Börsen "Übergroßes Ego"

Daniel Kahneman hat mit seinen Studien die Kapitalmarkttheorie revolutioniert. Im manager-magazin-Gespräch sagt der Nobelpreisträger, welche Fehler Anleger vermeiden sollen, damit es an der Börse klappt.

mm:

Professor Kahneman, wer gibt an der Börse den Ton an - rational handelnde Individuen oder eine Masse, die zu irrationalen Exzessen neigt?

Kahneman: Ich bin Psychologe, kein Kapitalmarktexperte. Ich bezweifle aber auch, dass viele Wirtschaftswissenschaftler Ihnen diese Frage eindeutig beantworten könnten.

mm: Sie haben sich immerhin ein paar Jahre lang mit dem Verhalten von Anlegern beschäftigt und dafür den Nobelpreis bekommen. Ein paar Muster werden Ihnen doch wohl aufgefallen sein.

Kahneman: Es gibt tatsächlich eine Reihe von Phänomenen, die mit den Modellen der Ökonomie nicht erklärt werden können und die sich deshalb als irrational bezeichnen lassen.

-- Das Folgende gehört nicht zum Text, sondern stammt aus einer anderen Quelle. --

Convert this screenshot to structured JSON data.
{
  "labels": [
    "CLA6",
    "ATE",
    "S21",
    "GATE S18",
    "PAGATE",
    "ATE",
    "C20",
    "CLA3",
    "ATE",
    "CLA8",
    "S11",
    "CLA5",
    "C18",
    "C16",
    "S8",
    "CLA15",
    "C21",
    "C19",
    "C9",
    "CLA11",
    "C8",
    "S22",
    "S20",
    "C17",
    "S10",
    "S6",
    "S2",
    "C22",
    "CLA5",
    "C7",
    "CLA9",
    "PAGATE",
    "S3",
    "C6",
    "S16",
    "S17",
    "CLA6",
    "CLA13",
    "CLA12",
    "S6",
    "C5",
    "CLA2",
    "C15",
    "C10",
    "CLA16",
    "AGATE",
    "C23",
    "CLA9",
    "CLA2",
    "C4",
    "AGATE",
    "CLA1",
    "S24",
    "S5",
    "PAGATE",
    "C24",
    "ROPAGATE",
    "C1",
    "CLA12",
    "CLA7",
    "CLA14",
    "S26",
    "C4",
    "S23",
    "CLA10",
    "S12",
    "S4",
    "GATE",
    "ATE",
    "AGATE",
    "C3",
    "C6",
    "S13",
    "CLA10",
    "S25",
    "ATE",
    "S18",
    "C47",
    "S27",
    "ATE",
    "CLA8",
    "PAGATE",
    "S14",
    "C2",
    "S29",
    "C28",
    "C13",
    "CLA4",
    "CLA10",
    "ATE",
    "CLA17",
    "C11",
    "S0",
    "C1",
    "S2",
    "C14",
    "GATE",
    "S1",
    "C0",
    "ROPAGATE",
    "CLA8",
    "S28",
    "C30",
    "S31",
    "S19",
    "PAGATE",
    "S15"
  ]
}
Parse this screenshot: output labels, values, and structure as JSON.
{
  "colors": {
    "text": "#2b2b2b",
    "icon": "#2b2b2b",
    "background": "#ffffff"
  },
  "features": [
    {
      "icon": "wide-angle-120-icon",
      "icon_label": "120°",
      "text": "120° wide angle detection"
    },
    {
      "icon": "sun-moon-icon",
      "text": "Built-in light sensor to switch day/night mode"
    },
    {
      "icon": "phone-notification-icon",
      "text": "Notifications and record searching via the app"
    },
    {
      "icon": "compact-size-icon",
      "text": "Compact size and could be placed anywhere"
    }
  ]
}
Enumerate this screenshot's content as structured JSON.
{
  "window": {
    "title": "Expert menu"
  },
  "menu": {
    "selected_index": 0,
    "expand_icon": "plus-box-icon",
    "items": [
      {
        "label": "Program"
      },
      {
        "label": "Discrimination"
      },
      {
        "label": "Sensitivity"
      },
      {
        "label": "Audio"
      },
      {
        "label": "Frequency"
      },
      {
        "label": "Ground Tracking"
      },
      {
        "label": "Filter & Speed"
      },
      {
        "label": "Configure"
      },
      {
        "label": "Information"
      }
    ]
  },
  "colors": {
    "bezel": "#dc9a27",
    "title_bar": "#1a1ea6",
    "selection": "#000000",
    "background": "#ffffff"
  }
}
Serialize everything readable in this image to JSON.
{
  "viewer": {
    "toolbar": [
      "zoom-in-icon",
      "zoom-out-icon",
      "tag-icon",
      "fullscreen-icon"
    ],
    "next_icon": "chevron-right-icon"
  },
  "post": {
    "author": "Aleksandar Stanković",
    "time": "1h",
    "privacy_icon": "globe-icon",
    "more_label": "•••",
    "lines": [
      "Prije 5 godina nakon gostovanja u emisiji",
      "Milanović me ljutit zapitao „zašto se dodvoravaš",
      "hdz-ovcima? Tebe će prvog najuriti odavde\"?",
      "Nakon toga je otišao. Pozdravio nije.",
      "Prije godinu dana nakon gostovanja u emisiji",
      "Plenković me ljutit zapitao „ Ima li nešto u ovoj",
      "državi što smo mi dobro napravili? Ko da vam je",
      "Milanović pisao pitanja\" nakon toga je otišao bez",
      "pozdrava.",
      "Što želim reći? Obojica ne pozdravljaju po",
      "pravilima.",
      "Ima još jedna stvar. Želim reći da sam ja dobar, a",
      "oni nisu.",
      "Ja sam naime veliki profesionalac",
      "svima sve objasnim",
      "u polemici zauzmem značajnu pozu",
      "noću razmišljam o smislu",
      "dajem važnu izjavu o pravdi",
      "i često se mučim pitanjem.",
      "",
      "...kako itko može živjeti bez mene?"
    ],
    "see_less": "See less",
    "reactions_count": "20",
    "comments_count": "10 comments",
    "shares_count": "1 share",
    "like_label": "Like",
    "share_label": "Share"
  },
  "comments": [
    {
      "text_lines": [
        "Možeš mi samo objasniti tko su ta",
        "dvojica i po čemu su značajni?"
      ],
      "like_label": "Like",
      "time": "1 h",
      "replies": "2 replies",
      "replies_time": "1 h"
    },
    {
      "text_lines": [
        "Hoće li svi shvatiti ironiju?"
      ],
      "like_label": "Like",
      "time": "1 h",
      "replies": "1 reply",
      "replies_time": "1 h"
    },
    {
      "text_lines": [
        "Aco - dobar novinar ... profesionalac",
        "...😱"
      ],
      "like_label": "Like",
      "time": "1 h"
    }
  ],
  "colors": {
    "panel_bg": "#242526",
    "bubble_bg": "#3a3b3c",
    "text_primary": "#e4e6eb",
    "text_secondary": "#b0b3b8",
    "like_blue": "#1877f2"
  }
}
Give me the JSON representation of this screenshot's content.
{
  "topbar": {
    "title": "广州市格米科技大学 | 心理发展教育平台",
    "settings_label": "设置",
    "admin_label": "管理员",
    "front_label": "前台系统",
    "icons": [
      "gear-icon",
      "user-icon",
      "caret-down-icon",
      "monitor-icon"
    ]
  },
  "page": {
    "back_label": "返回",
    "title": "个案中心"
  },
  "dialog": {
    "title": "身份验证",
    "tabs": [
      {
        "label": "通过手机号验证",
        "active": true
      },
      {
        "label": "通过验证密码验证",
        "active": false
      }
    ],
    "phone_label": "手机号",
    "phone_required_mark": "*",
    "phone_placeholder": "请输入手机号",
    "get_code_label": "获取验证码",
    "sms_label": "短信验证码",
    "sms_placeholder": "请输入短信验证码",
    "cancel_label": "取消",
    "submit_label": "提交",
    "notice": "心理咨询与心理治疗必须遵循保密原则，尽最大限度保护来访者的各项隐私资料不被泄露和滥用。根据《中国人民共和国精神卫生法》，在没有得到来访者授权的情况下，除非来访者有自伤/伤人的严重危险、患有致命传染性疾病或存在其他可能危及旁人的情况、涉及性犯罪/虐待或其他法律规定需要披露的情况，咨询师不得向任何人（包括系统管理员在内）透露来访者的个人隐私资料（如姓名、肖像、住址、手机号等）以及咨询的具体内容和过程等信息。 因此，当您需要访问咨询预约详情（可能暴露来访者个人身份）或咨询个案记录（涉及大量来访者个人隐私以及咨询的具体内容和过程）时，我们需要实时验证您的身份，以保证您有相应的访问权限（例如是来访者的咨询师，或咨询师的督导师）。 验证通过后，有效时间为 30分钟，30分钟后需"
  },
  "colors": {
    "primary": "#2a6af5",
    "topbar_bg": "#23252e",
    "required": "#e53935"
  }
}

mm: Nennen Sie uns ein Beispiel.

Kahneman: Die neoklassische Wirtschaftstheorie behauptet, dass nur dann Aktien gekauft oder verkauft werden, wenn neue Informationen darauf hindeuten, dass sich die Gewinne einer Firma verbessern oder verschlechtern. Demzufolge dürften Aktien, zu denen es keine neuen Nachrichten gibt, im Prinzip überhaupt nicht gehandelt werden. Tatsächlich aber wechseln tagtäglich riesige Stückzahlen den Besitzer - ohne die Spur einer Neuigkeit. So gesehen, haben die Umsätze an den großen Börsen irrational hohe Dimensionen.

mm: Woran liegt das?

Kahneman: Am übergroßen Ego vieler Marktteilnehmer. Eine große Zahl von Transaktionen kommt nur zustande, weil Käufer oder Verkäufer ihre Fähigkeiten überschätzen. Sie glauben etwa fest daran, dass sie die Bedeutung einer Ölpreiserhöhung für das Ergebnis von Shell oder BP besser einschätzen können als der Rest des Marktes. Ein Realitätstest würde den Glauben an das eigene Können deutlich reduzieren.

"Die Leute trauen sich zu viel zu"

mm: Ein hartes Urteil. Können Sie das auch beweisen?

Kahneman: Wir haben ein wenig darüber geforscht, woran es liegen könnte. Wenn Sie etwa projektverantwortliche Manager danach fragen, wie viel Zeit sie für ihre Aufgabe brauchen, werden Sie feststellen, dass der genannte Zeitrahmen am Ende oft deutlich überschritten wird. Die Erklärung ist simpel: Die Leute an der Unternehmensspitze trauen sich zu viel zu.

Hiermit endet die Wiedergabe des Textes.